Повернулась резко, ударила синим взглядом.
— На первый вопрос вы ответили, доктор Эшке. Спасибо! Сейчас, если не возражаете, вопрос номер два. Вы это видели?
Щелк! Серая сумка послушно отворила свой зев. Пистолет?
Нет, всего лишь книжка.
Стыдно сказать, но английский язык Марек Шадов толком так и не выучил. В школе штудировал французский, попав в Шанхай, взялся за местный диалект китайского. Потом пришлось освоить и кантонский, на котором изъяснялись в порту, а заодно и русский с итальянским. Хотел всерьез заняться японским, но мистер Мото отсоветовал, подарив на Рождество военный разговорник.
«Буки-о сутэро! Тэ-о агэро!..»[25]
Коротко и ясно. О чем еще с самураями болтать?
«Сутеро» и «агэро» Марек на всякий случай запомнил, добавив для коллекции еще и красивую фразу про негров: «Нигэру-то уцудзо!» Работодатель посоветовал отшлифовать произношение, но в целом остался доволен.
Мистер Мото был очень странным японцем. И не только потому, что упорно не желал именоваться «Мото-саном».
С английским же не заладилось. Ругаться выходило как-то само собой, газетные заголовки были тоже понятны, но дальше громоздилась Великая лингвистическая стена. Мистер Мото не видел в том особой беды. Для Шанхая вполне хватало портового «пиджина», не знать который просто стыдно. А чтобы Марек не расстраивался, работодатель пояснил, что «пиджин инглиш» — отнюдь не язык Шекспира, адаптированный для пингвинов.
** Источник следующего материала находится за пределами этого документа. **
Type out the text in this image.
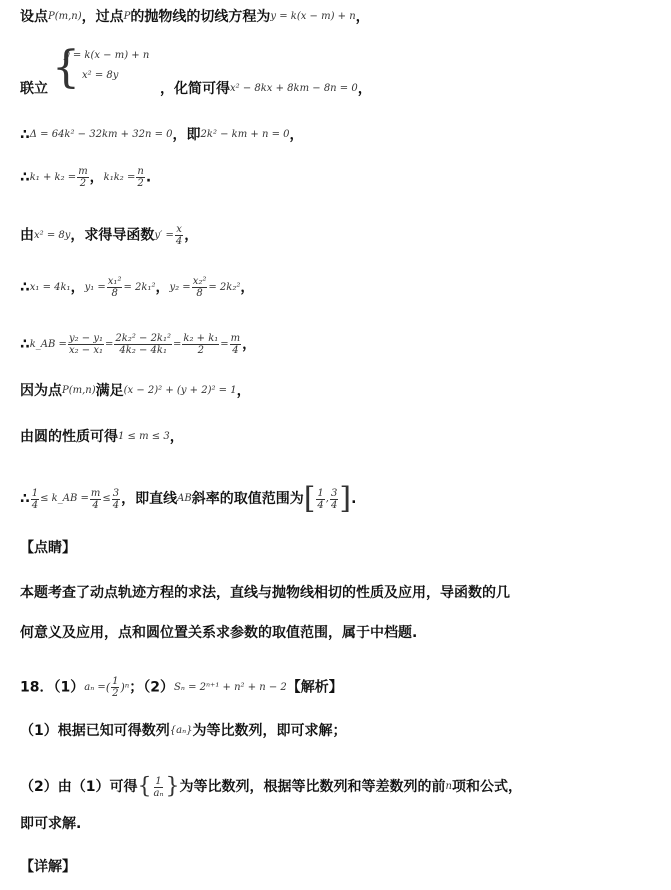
设点P(m,n)，过点P的抛物线的切线方程为y = k(x − m) + n，
{
y = k(x − m) + n
x² = 8y
联立	，化简可得x² − 8kx + 8km − 8n = 0，
∴Δ = 64k² − 32km + 32n = 0，即2k² − km + n = 0，
∴k₁ + $k_2 = \frac{m}{2}$ ，$k_1k_2 = \frac{n}{2}$ .
由x² = 8y，求得导函数$y' = \frac{x}{4}$ ，
∴x₁ = 4k₁，$y_1 = \frac{\text{x₁²}}{8} = 2k_1^2$，$y_2 = \frac{\text{x₂²}}{8} = 2k_2^2$，
∴k_AB = $\frac{\text{y₂ − y₁}}{\text{x₂ − x₁}} = \frac{\text{2k₂² − 2k₁²}}{\text{4k₂ − 4k₁}} = \frac{\text{k₂ + k₁}}{2} = \frac{m}{4}$ ，
因为点P(m,n)满足(x − 2)² + (y + 2)² = 1，
由圆的性质可得1 ≤ m ≤ 3，
∴ $\frac{1}{4}$ ≤ k_AB = $\frac{m}{4} \le \frac{3}{4}$ ，即直线AB斜率的取值范围为[ $\frac{1}{4}$ , $\frac{3}{4}$ ].
【点睛】
本题考查了动点轨迹方程的求法，直线与抛物线相切的性质及应用，导函数的几
何意义及应用，点和圆位置关系求参数的取值范围，属于中档题.
18．（1）aₙ =( $\frac{1}{2} )^n$；（2）Sₙ = 2ⁿ⁺¹ + n² + n − 2【解析】
（1）根据已知可得数列{aₙ}为等比数列，即可求解；
（2）由（1）可得{ $\frac{1}{\text{aₙ}}$ }为等比数列，根据等比数列和等差数列的前n项和公式，
即可求解.
【详解】
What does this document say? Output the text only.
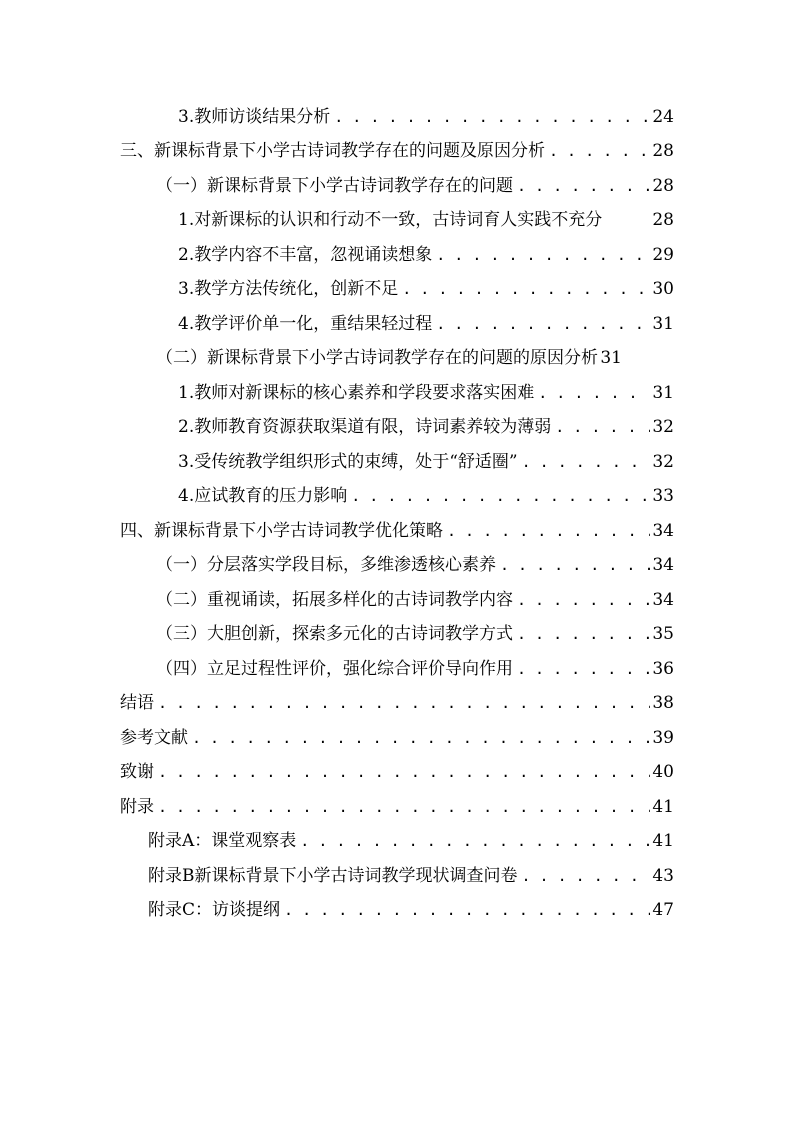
3.教师访谈结果分析 . . .	24
三、新课标背景下小学古诗词教学存在的问题及原因分析 . . .	28
（一）新课标背景下小学古诗词教学存在的问题 . . .	28
1.对新课标的认识和行动不一致，古诗词育人实践不充分	28
2.教学内容不丰富，忽视诵读想象 . . .	29
3.教学方法传统化，创新不足 . . .	30
4.教学评价单一化，重结果轻过程 . . .	31
（二）新课标背景下小学古诗词教学存在的问题的原因分析 31
1.教师对新课标的核心素养和学段要求落实困难 . . .	31
2.教师教育资源获取渠道有限，诗词素养较为薄弱 . . .	32
3.受传统教学组织形式的束缚，处于“舒适圈” . . .	32
4.应试教育的压力影响 . . .	33
四、新课标背景下小学古诗词教学优化策略 . . .	34
（一）分层落实学段目标，多维渗透核心素养 . . .	34
（二）重视诵读，拓展多样化的古诗词教学内容 . . .	34
（三）大胆创新，探索多元化的古诗词教学方式 . . .	35
（四）立足过程性评价，强化综合评价导向作用 . . .	36
结语 . . .	38
参考文献 . . .	39
致谢 . . .	40
附录 . . .	41
附录A：课堂观察表 . . .	41
附录B新课标背景下小学古诗词教学现状调查问卷 . . .	43
附录C：访谈提纲 . . .	47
Название идет от устарелого «Beijin» — «Пекин». Если уж для столицы годится, то и для всей Поднебесной — в самый раз.
Доктор Эшке лихо перевел название («Реванш Капитана Астероида», ого!), подивился чудищам на обложке и без всякого удовольствия скользнул взглядом по первой странице, попытавшись продраться через строй малознакомых слов.
«Mighty… Могучий… могучие двигатели… giant… гигантского… titanic… Титанового? Титанического? Титанового планетобуса… rattled… грохотали в… black thick vacuum… в черном густом вакууме…»
Где грохотали?![26]
— И что? Фройляйн, но это же, извиняюсь… э-э-э… чтиво! Так называемая фан-та-сти-ка! Мы же с вами культурные люди!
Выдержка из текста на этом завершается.